An intelligence analyst working as a contractor for the Department of Defense (DoD) has been charged with fraud after allegedly overbilling the government by more than $100,000.
An indictment filed this week in federal court says Melissa Heyer performed her day-to-day duties in a SCIF—a “sensitive compartmented information facility,” US government parlance for a secure room—at National Security Agency (NSA) headquarters in Fort Meade, Maryland.
The feds say Heyer was “absent from her work location at the NSA” from January 2017 until March 2019, and “falsely represented to her employer that she had been working at the NSA SCIF when she was actually elsewhere.” As a result, the DoD reportedly wrongly paid Heyer and her company in excess of $100,000 for work she never performed.

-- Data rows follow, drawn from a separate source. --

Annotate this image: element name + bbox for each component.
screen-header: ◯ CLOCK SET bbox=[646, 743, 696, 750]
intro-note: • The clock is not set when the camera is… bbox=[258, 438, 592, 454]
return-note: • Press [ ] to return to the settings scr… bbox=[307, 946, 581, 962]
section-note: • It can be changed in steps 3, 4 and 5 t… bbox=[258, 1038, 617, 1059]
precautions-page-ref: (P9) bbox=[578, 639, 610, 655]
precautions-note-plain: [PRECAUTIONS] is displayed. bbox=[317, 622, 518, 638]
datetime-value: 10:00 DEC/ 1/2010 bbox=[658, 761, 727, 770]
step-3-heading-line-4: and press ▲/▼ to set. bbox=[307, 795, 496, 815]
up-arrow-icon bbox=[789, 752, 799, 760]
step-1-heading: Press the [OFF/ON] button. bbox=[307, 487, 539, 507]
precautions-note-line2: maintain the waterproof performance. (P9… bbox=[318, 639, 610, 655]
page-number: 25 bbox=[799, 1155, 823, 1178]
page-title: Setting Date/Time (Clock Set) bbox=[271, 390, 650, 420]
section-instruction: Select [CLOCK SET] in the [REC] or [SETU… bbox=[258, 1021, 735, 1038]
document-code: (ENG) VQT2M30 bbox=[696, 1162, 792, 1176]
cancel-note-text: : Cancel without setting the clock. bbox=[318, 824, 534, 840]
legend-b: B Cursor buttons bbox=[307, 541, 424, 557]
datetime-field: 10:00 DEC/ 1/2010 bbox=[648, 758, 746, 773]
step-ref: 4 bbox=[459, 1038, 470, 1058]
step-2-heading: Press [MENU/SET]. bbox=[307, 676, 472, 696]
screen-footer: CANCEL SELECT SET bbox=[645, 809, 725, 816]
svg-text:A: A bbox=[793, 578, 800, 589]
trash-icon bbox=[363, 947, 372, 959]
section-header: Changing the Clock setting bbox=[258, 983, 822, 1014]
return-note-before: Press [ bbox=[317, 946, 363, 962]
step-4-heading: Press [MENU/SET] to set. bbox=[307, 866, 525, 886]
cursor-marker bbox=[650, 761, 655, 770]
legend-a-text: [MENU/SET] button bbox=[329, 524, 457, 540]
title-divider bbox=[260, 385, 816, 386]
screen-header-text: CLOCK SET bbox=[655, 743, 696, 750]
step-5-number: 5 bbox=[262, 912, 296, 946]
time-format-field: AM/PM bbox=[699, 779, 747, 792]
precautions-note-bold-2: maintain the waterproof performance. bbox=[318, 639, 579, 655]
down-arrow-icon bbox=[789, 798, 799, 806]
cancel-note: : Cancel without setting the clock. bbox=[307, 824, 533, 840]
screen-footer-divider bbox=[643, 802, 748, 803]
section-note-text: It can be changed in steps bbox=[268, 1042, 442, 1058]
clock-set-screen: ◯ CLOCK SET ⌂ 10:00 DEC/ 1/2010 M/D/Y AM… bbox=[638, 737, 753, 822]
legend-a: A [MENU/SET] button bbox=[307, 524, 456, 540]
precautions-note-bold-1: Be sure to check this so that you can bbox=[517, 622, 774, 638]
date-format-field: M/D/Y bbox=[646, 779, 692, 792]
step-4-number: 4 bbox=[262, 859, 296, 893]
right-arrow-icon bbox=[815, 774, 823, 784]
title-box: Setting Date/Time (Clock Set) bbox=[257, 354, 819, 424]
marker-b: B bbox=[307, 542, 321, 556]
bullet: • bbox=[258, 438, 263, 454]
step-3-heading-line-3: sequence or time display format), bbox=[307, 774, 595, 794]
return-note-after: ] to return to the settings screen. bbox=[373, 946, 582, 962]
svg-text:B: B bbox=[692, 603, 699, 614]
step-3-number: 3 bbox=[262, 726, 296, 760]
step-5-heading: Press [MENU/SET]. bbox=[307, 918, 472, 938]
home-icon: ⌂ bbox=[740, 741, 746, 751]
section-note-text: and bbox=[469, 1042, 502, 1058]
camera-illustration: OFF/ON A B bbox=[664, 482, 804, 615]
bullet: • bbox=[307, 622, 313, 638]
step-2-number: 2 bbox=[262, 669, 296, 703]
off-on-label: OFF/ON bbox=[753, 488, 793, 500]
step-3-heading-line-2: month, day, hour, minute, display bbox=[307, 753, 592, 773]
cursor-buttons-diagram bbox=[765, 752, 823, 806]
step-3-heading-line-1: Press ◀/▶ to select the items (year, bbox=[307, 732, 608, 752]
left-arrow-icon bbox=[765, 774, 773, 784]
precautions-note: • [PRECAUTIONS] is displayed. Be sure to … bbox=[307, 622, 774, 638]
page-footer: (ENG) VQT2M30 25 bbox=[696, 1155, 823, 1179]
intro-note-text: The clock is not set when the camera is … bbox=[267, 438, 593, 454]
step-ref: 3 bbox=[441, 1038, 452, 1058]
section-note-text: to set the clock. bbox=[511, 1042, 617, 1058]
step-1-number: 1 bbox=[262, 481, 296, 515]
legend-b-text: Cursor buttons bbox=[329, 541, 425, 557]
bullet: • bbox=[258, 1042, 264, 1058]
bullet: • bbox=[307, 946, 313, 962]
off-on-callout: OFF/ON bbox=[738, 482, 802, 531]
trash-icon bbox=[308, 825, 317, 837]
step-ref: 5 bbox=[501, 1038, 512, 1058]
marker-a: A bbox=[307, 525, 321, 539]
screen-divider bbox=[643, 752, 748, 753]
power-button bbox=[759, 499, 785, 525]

Heyer held a Top Secret/Sensitive Compartmented Information (TS/SCI) security clearance, according to charging documents. The company she worked for is not identified in court filings, but Heyer’s LinkedIn profile says she works at Booz Allen Hamilton as a human intelligence analyst. However, a source familiar with the matter told Quartz that Heyer left Booz Allen in Feb. 2015.
No attorney is listed for Heyer in court filings, and she could not be reached for comment.
NSA contractors have come under fire for falsifying timesheets in the past. A 2014 report by DoD deputy inspector general for intelligence Anthony Thomas confirmed 89 instances of intelligence contractors from a variety of firms fraudulently billing the Pentagon more than $4.3 million for work they never performed over the course of a decade. The average loss came to $41,790, with the largest clocking in at $265,698 and the smallest at $433. Those hit included the NSA, the Defense Intelligence Agency, the National Reconnaissance Office, and the National Geospatial-Intelligence Agency.
“This stuff goes on all the time,” Matthew Aid, author of The Secret Sentry: The Untold History of the National Security Agency, said in 2011. “NSA is just so awash in money, and it has so few people who actually know how to manage programs,” making the agency a prime target for corruption.